Su madre asintió, como si esperase de antemano aquella respuesta.

—La fuerza y la inteligencia son características fundamentales en el juego, en eso tienes razón. Pero, piénsalo bien, Martín… Tu inteligencia es ya extraordinaria, no necesitas aumentarla mediante conexiones especiales a un superordenador, como hacen los otros jugadores. Si no añadimos un solo punto a ese rasgo, tus contrincantes pensarán que ese es tu talón de Aquiles… Y se equivocarán por completo. Los engañaremos, hijo. Les haremos creer que ese es tu punto débil. No sabes lo mucho que eso puede ayudarte en el transcurso del campeonato.

—Eso lo entiendo, pero ¿y lo de la fuerza? Reconocerás que, ahí, cualquier jugador profesional, de esos que llevan años entrenándose, podría superarme…

—Es cierto. Pero aumentar la fuerza a través de los puntos puede ser un arma de doble filo. La fuerza es el rasgo que más incompatibilidades genera: obliga a disminuir drásticamente la agilidad, por ejemplo. Para aumentarla artificialmente, tendrías que llevar un traje muy pesado, que dificultaría enormemente tus movimientos. Por no hablar de las prótesis que deberías ponerte, y de los anabolizantes que te verías forzado a consumir…

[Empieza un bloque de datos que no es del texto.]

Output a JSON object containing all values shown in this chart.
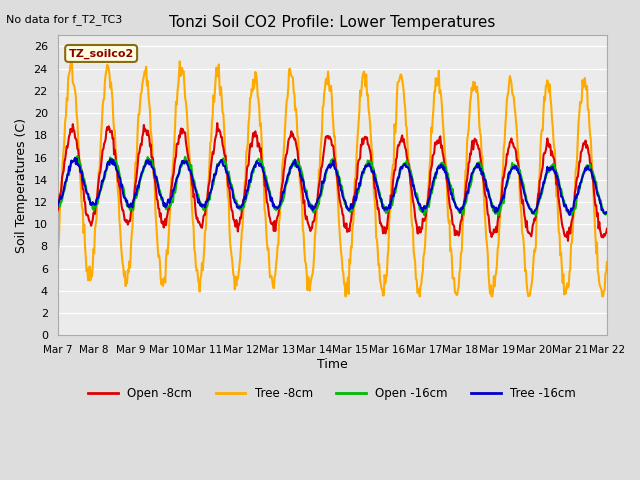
{
  "title": "Tonzi Soil CO2 Profile: Lower Temperatures",
  "ylabel": "Soil Temperatures (C)",
  "xlabel": "Time",
  "top_left_note": "No data for f_T2_TC3",
  "legend_label": "TZ_soilco2",
  "ylim": [
    0,
    27
  ],
  "yticks": [
    0,
    2,
    4,
    6,
    8,
    10,
    12,
    14,
    16,
    18,
    20,
    22,
    24,
    26
  ],
  "colors": {
    "open_8cm": "#dd0000",
    "tree_8cm": "#ffaa00",
    "open_16cm": "#00bb00",
    "tree_16cm": "#0000cc"
  },
  "legend_items": [
    {
      "label": "Open -8cm",
      "color": "#dd0000"
    },
    {
      "label": "Tree -8cm",
      "color": "#ffaa00"
    },
    {
      "label": "Open -16cm",
      "color": "#00bb00"
    },
    {
      "label": "Tree -16cm",
      "color": "#0000cc"
    }
  ],
  "xtick_labels": [
    "Mar 7",
    "Mar 8",
    "Mar 9",
    "Mar 10",
    "Mar 11",
    "Mar 12",
    "Mar 13",
    "Mar 14",
    "Mar 15",
    "Mar 16",
    "Mar 17",
    "Mar 18",
    "Mar 19",
    "Mar 20",
    "Mar 21",
    "Mar 22"
  ],
  "n_days": 15,
  "bg_color": "#dddddd",
  "plot_bg": "#ebebeb",
  "line_width": 1.5
}
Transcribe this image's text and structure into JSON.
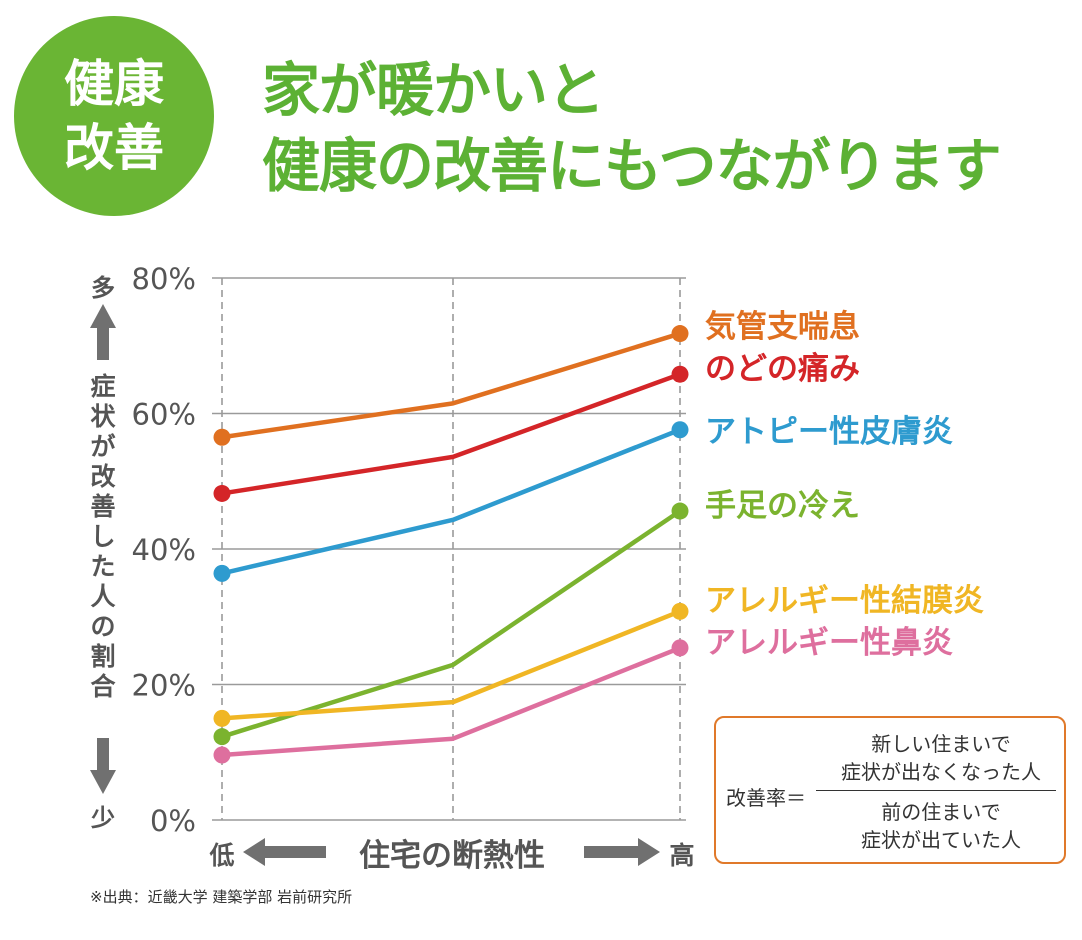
{
  "badge": {
    "line1": "健康",
    "line2": "改善"
  },
  "headline": {
    "line1": "家が暖かいと",
    "line2": "健康の改善にもつながります"
  },
  "colors": {
    "green": "#5cb134",
    "orange_border": "#e0792a",
    "grid": "#9a9a9a",
    "arrow": "#707070"
  },
  "chart_data": {
    "type": "line",
    "x": [
      "低",
      "",
      "高"
    ],
    "xlabel": "住宅の断熱性",
    "ylabel": "症状が改善した人の割合",
    "ylabel_top": "多",
    "ylabel_bottom": "少",
    "ylim": [
      0,
      80
    ],
    "yticks": [
      "0%",
      "20%",
      "40%",
      "60%",
      "80%"
    ],
    "grid": true,
    "series": [
      {
        "name": "気管支喘息",
        "color": "#e07020",
        "values": [
          56.5,
          61.5,
          71.8
        ]
      },
      {
        "name": "のどの痛み",
        "color": "#d42528",
        "values": [
          48.2,
          53.6,
          65.8
        ]
      },
      {
        "name": "アトピー性皮膚炎",
        "color": "#2e9bcf",
        "values": [
          36.4,
          44.3,
          57.6
        ]
      },
      {
        "name": "手足の冷え",
        "color": "#7bb32f",
        "values": [
          12.3,
          22.9,
          45.6
        ]
      },
      {
        "name": "アレルギー性結膜炎",
        "color": "#f0b624",
        "values": [
          15.0,
          17.4,
          30.8
        ]
      },
      {
        "name": "アレルギー性鼻炎",
        "color": "#de6f9e",
        "values": [
          9.6,
          12.0,
          25.4
        ]
      }
    ]
  },
  "formula": {
    "label": "改善率＝",
    "numerator_line1": "新しい住まいで",
    "numerator_line2": "症状が出なくなった人",
    "denominator_line1": "前の住まいで",
    "denominator_line2": "症状が出ていた人"
  },
  "source": "※出典：近畿大学 建築学部 岩前研究所"
}
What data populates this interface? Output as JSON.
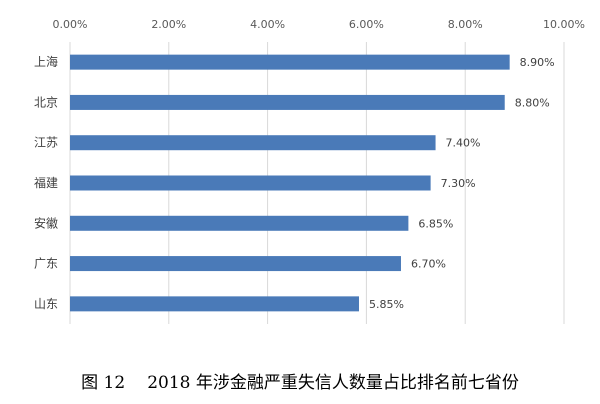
{
  "chart_data": {
    "type": "bar",
    "orientation": "horizontal",
    "categories": [
      "上海",
      "北京",
      "江苏",
      "福建",
      "安徽",
      "广东",
      "山东"
    ],
    "values": [
      8.9,
      8.8,
      7.4,
      7.3,
      6.85,
      6.7,
      5.85
    ],
    "value_labels": [
      "8.90%",
      "8.80%",
      "7.40%",
      "7.30%",
      "6.85%",
      "6.70%",
      "5.85%"
    ],
    "xlim": [
      0,
      10
    ],
    "x_ticks": [
      0,
      2,
      4,
      6,
      8,
      10
    ],
    "x_tick_labels": [
      "0.00%",
      "2.00%",
      "4.00%",
      "6.00%",
      "8.00%",
      "10.00%"
    ],
    "x_axis_position": "top",
    "grid": true,
    "bar_color": "#4a7ab8",
    "grid_color": "#d9d9d9"
  },
  "caption": {
    "figure_no": "图 12",
    "title": "2018 年涉金融严重失信人数量占比排名前七省份"
  }
}
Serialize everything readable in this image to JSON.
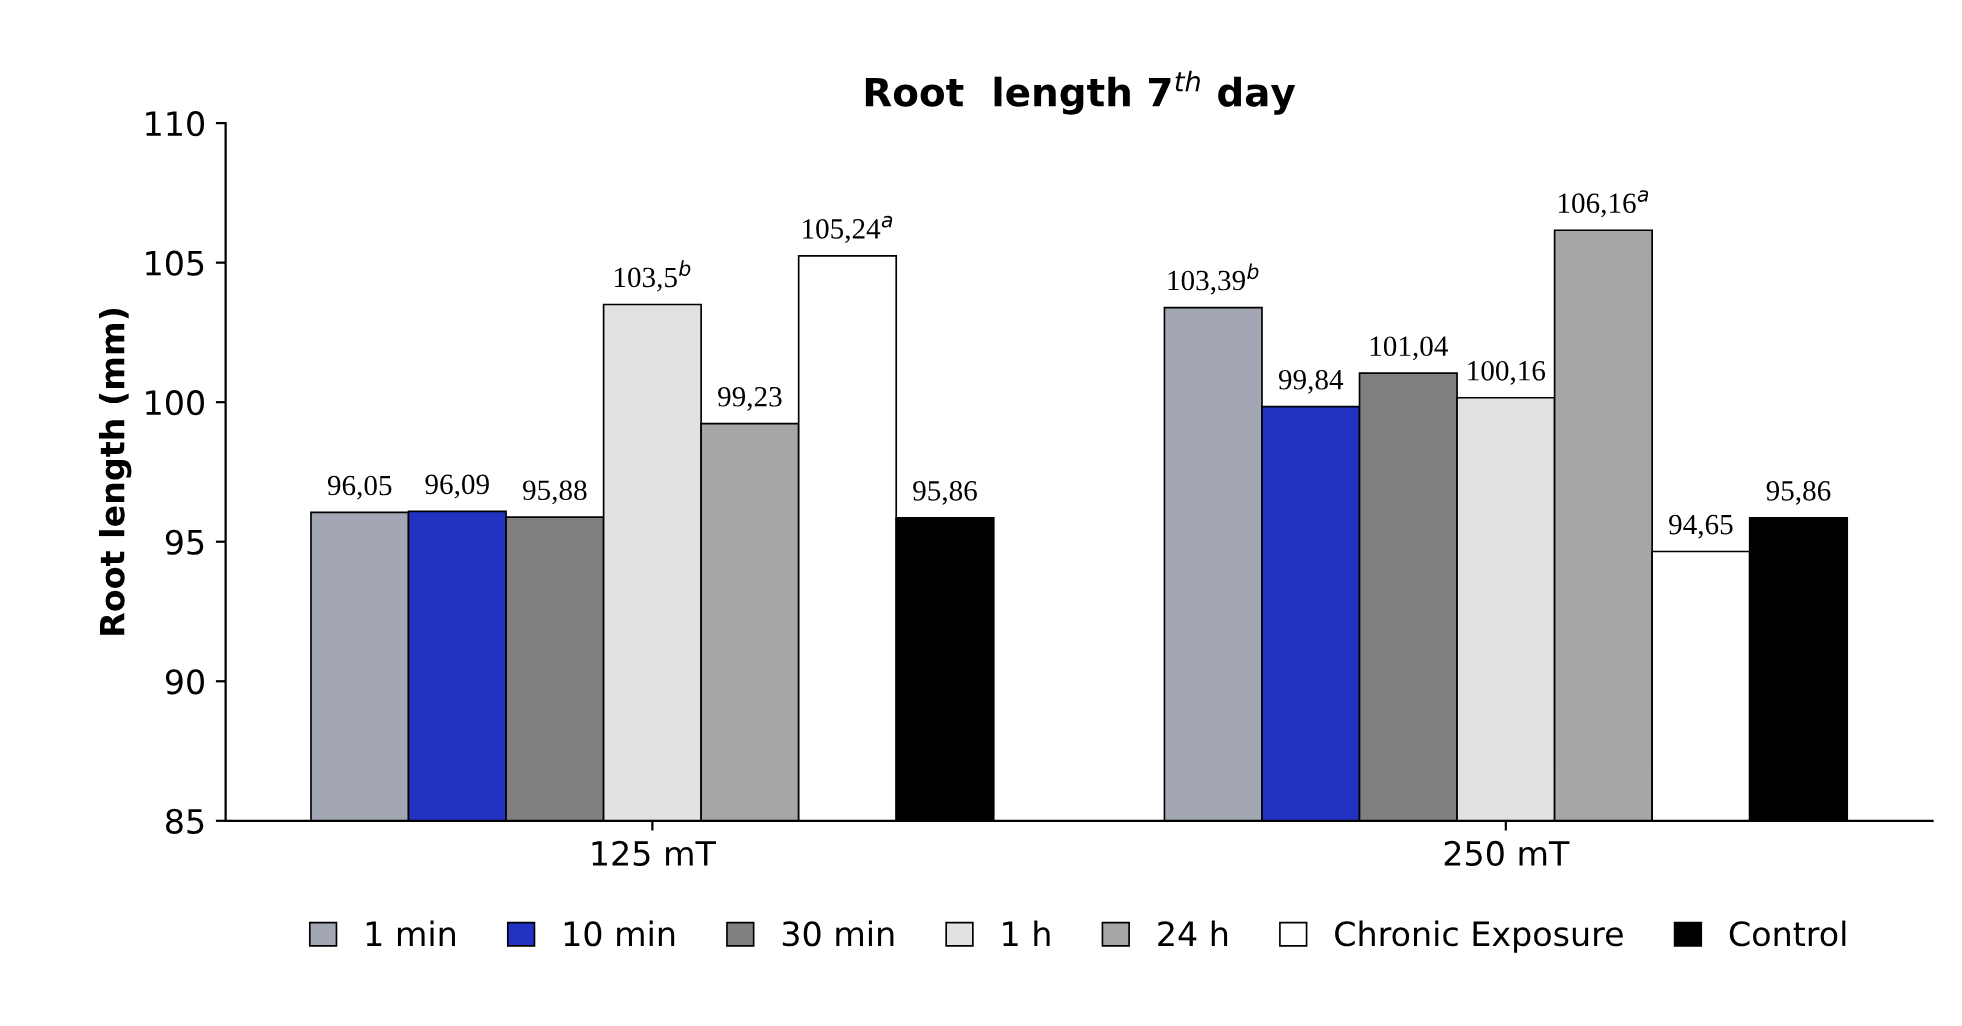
{
  "chart_data": {
    "type": "bar",
    "title": "Root  length 7$^{th}$ day",
    "ylabel": "Root length (mm)",
    "categories": [
      "125 mT",
      "250 mT"
    ],
    "series": [
      {
        "name": "1 min",
        "color": "#a3a7b3",
        "values": [
          96.05,
          103.39
        ],
        "value_labels": [
          "96,05",
          "103,39$^{b}$"
        ]
      },
      {
        "name": "10 min",
        "color": "#2233c4",
        "values": [
          96.09,
          99.84
        ],
        "value_labels": [
          "96,09",
          "99,84"
        ]
      },
      {
        "name": "30 min",
        "color": "#808080",
        "values": [
          95.88,
          101.04
        ],
        "value_labels": [
          "95,88",
          "101,04"
        ]
      },
      {
        "name": "1 h",
        "color": "#e2e2e2",
        "values": [
          103.5,
          100.16
        ],
        "value_labels": [
          "103,5$^{b}$",
          "100,16"
        ]
      },
      {
        "name": "24 h",
        "color": "#a6a6a6",
        "values": [
          99.23,
          106.16
        ],
        "value_labels": [
          "99,23",
          "106,16$^{a}$"
        ]
      },
      {
        "name": "Chronic Exposure",
        "color": "#ffffff",
        "values": [
          105.24,
          94.65
        ],
        "value_labels": [
          "105,24$^{a}$",
          "94,65"
        ]
      },
      {
        "name": "Control",
        "color": "#000000",
        "values": [
          95.86,
          95.86
        ],
        "value_labels": [
          "95,86",
          "95,86"
        ]
      }
    ],
    "ylim": [
      85,
      110
    ],
    "yticks": [
      85,
      90,
      95,
      100,
      105,
      110
    ],
    "grid": false,
    "legend": "bottom"
  }
}
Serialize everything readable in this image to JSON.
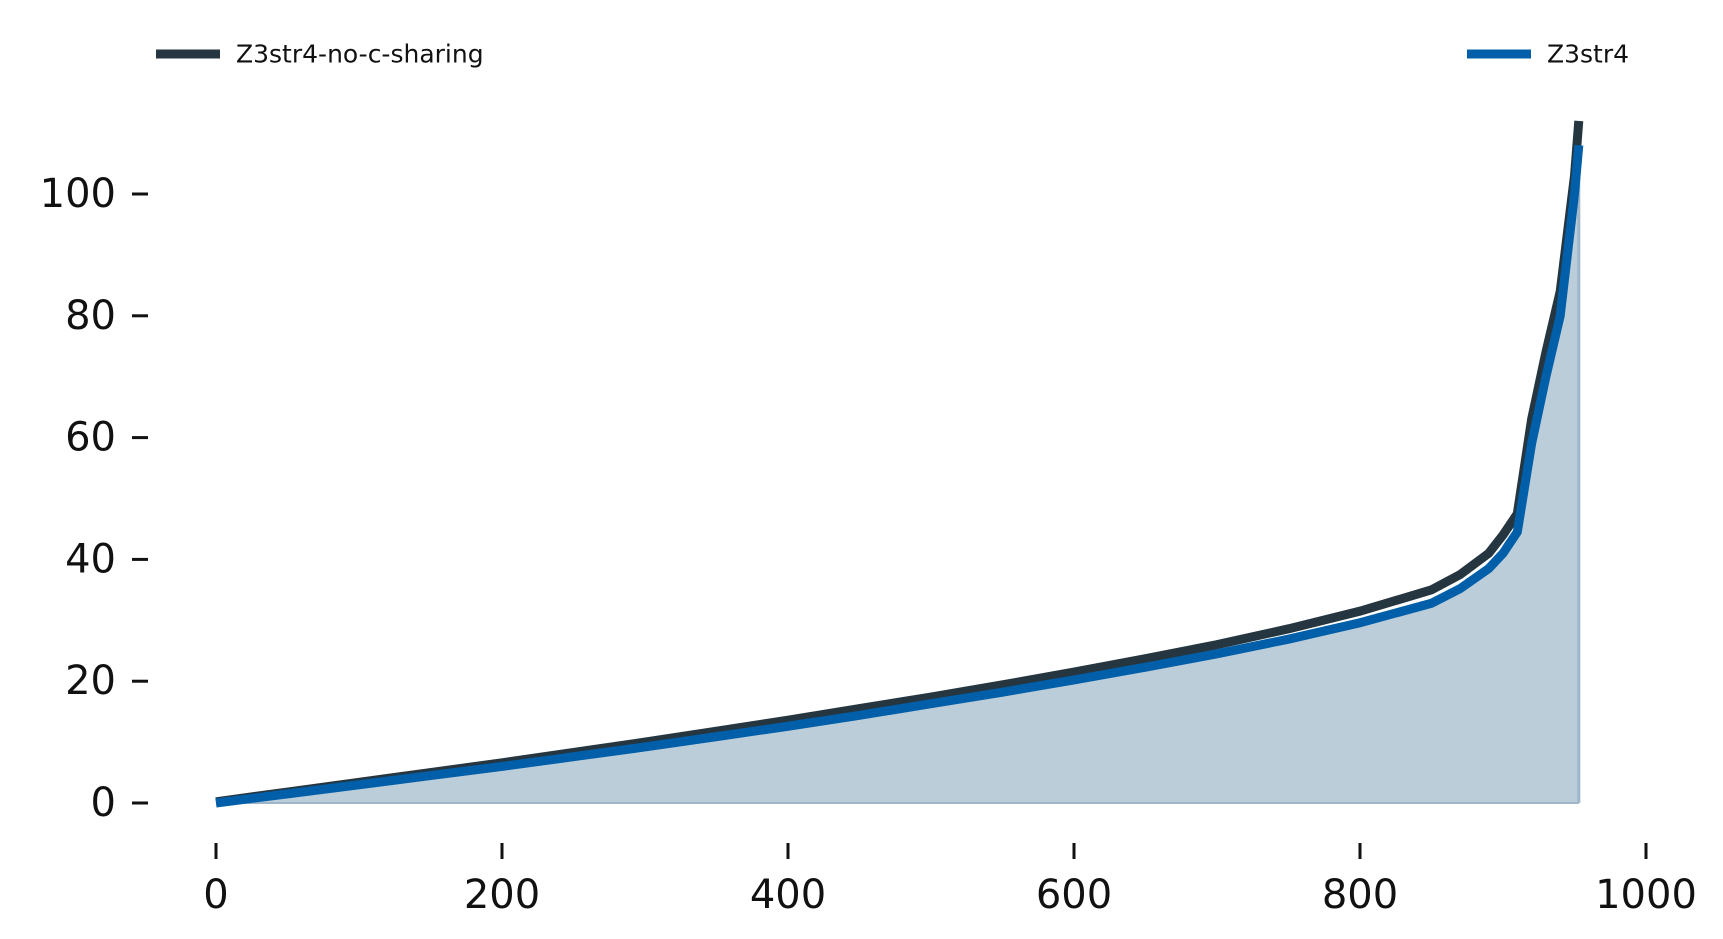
{
  "chart_data": {
    "type": "line",
    "grid": false,
    "legend_placement": "top",
    "xlim": [
      -20,
      1010
    ],
    "ylim": [
      -5,
      113
    ],
    "x_ticks": [
      0,
      200,
      400,
      600,
      800,
      1000
    ],
    "y_ticks": [
      0,
      20,
      40,
      60,
      80,
      100
    ],
    "x_tick_labels": [
      "0",
      "200",
      "400",
      "600",
      "800",
      "1000"
    ],
    "y_tick_labels": [
      "0",
      "20",
      "40",
      "60",
      "80",
      "100"
    ],
    "series": [
      {
        "name": "Z3str4-no-c-sharing",
        "color": "#263640",
        "fill": false,
        "x": [
          0,
          50,
          100,
          150,
          200,
          250,
          300,
          350,
          400,
          450,
          500,
          550,
          600,
          650,
          700,
          750,
          800,
          850,
          870,
          890,
          900,
          910,
          920,
          930,
          940,
          950,
          953
        ],
        "y": [
          0.2,
          1.8,
          3.4,
          5.0,
          6.6,
          8.3,
          10.0,
          11.8,
          13.6,
          15.5,
          17.4,
          19.4,
          21.5,
          23.7,
          26.0,
          28.6,
          31.5,
          35.0,
          37.5,
          41.0,
          44.0,
          47.5,
          63.0,
          74.0,
          84.0,
          103.0,
          112.0
        ]
      },
      {
        "name": "Z3str4",
        "color": "#005fa8",
        "fill": true,
        "fill_color": "#bccdda",
        "x": [
          0,
          50,
          100,
          150,
          200,
          250,
          300,
          350,
          400,
          450,
          500,
          550,
          600,
          650,
          700,
          750,
          800,
          850,
          870,
          890,
          900,
          910,
          920,
          930,
          940,
          950,
          953
        ],
        "y": [
          0.0,
          1.5,
          3.0,
          4.5,
          6.0,
          7.6,
          9.2,
          10.9,
          12.6,
          14.4,
          16.3,
          18.2,
          20.2,
          22.3,
          24.5,
          26.9,
          29.6,
          32.8,
          35.2,
          38.5,
          41.0,
          44.5,
          59.0,
          70.0,
          80.0,
          100.0,
          108.0
        ]
      }
    ]
  }
}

—Vale, no sigas, me has convencido —la interrumpió Martín, riendo—. Mejor ser un enclenque ágil que una especie de rinoceronte torpón… Pero ¿era necesario convertirme en un bardo? Un bardo no es un gran guerrero, ni tampoco un mago excepcional. Yo creía que, en esta clase de juegos, lo mejor era especializarse.

—Por regla general, sí. Pero tu caso es especial, no debes olvidarlo. No has participado jamás en un torneo de estas características, y vas a enfrentarte a profesionales, que no han hecho otra cosa en toda su vida que no fuese entrenarse para ganar unos Interanuales. Por mucho que entrenes, nunca estarás a su altura, Martín. Eso es algo que tiene que quedarte muy claro desde el principio. Nuestra única opción consiste en engañar a tus contrincantes, en convencerlos de que no representas ninguna amenaza seria para ellos. Pero tampoco pueden verte como un estorbo al que sería mejor eliminar… Los bardos se utilizan sobre todo en las partidas cooperativas de los juegos de Matriz. Son grandes estrategas, y su presencia aumenta las capacidades del grupo. Arena no es un juego tan individual como muchos creen; durante la mayor parte de la partida hay que colaborar con los otros jugadores; aunque, al final, como ya sabes, solo puede ganar uno.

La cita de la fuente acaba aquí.